Jixie chuandong (Dec 2024)
Inverse Kinematics Solution for Manipulators Based on the Artificial Evolved Hummingbird Algorithm
Abstract
Aiming at the current stage of inverse kinematics solving methods for multi-degree-of-freedom manipulators, most of which have the problems of low solving accuracy and poor generalization, an artificial evolved hummingbird algorithm (AEHA) was proposed for inverse kinematics solving of manipulators. Taking the six-degree-of-freedom manipulator as the research object, a nonlinear equation system of its inverse kinematics was established; taking the position error of the end of the manipulator as the optimization objective, the fitness function was constructed by combining with the energy loss, so as to transform the inverse kinematics problem into the optimization problem of the objective function, and the proposed algorithm was used to solve the problem. The artificial hummingbird evolutionary algorithm improved the ability of the algorithm to get rid of the local optimum by introducing the Sobol sequence and the Levy flight strategy; the differential evolution strategy was introduced to realize the cross-evolution between individuals to avoid the premature convergence.
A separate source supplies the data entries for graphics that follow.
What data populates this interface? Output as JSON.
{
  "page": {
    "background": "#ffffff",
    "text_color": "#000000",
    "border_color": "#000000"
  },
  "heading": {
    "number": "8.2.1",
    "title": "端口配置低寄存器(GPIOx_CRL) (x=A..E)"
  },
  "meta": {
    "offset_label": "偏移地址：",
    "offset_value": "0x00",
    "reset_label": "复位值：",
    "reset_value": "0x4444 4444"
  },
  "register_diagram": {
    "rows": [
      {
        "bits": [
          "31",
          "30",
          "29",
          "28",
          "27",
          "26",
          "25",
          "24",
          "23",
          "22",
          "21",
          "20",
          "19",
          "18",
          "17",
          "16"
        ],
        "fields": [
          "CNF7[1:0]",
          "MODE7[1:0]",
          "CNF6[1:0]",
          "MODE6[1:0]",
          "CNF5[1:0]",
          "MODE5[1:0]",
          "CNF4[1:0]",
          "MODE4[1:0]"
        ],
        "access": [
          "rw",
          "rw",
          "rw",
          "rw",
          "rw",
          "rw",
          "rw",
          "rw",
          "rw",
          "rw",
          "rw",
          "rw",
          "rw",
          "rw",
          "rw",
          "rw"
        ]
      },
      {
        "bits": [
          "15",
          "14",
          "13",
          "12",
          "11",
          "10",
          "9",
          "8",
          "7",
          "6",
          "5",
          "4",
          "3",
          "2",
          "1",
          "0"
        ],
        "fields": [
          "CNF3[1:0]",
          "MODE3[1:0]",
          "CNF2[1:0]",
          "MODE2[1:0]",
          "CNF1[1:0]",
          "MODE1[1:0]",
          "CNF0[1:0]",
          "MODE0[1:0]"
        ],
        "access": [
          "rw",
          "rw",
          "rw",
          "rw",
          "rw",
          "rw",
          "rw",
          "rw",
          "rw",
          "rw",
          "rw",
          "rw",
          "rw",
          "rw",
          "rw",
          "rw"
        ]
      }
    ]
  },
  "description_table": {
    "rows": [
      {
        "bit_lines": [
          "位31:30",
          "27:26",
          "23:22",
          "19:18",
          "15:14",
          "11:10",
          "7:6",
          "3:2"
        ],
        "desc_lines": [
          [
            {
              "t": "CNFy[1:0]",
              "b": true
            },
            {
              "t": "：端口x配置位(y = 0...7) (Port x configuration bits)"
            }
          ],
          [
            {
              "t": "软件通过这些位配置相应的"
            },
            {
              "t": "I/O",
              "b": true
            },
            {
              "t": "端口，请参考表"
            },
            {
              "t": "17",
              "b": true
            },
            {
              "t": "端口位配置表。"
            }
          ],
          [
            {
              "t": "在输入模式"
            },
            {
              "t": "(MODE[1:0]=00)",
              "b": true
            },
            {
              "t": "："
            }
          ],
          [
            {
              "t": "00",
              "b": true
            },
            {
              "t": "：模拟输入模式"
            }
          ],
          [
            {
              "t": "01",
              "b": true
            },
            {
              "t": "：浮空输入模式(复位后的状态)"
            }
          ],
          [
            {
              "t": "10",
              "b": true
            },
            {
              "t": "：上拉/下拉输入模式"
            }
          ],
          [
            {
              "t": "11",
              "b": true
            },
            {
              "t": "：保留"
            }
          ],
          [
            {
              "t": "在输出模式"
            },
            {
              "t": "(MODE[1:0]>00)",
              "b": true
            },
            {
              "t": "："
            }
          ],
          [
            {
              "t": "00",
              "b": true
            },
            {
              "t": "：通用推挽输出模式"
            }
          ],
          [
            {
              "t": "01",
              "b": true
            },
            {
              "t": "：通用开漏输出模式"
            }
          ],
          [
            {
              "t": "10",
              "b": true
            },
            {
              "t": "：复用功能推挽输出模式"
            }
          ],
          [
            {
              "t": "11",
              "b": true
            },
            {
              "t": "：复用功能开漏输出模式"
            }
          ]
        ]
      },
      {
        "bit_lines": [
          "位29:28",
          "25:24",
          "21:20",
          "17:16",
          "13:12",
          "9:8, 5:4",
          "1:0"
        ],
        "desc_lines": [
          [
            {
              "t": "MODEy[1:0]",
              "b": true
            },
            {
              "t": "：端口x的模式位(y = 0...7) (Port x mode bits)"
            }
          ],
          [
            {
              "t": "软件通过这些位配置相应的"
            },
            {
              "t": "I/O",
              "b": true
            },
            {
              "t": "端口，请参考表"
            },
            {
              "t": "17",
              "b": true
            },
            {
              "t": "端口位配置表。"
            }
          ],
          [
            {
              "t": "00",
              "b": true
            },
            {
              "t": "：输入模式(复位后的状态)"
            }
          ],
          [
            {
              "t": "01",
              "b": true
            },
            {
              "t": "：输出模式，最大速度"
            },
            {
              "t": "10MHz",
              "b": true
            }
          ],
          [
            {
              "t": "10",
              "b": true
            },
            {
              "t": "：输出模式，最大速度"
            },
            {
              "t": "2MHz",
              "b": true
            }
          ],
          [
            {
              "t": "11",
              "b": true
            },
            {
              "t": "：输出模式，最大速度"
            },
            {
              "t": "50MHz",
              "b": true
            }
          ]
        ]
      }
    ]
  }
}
Then, the proposed algorithm was verified that it had the good convergence accuracy by benchmark function test experiments. Finally, the inverse kinematics solving simulation was carried out on a six-axis manipulator. The results show that the artificial evolution hummingbird algorithm is better than the comparison algorithm in terms of solving accuracy and stability, and the solving accuracy can reach 10-9 mm, which can be applied to the inverse kinematics solving of multi-degree-of-freedom manipulators.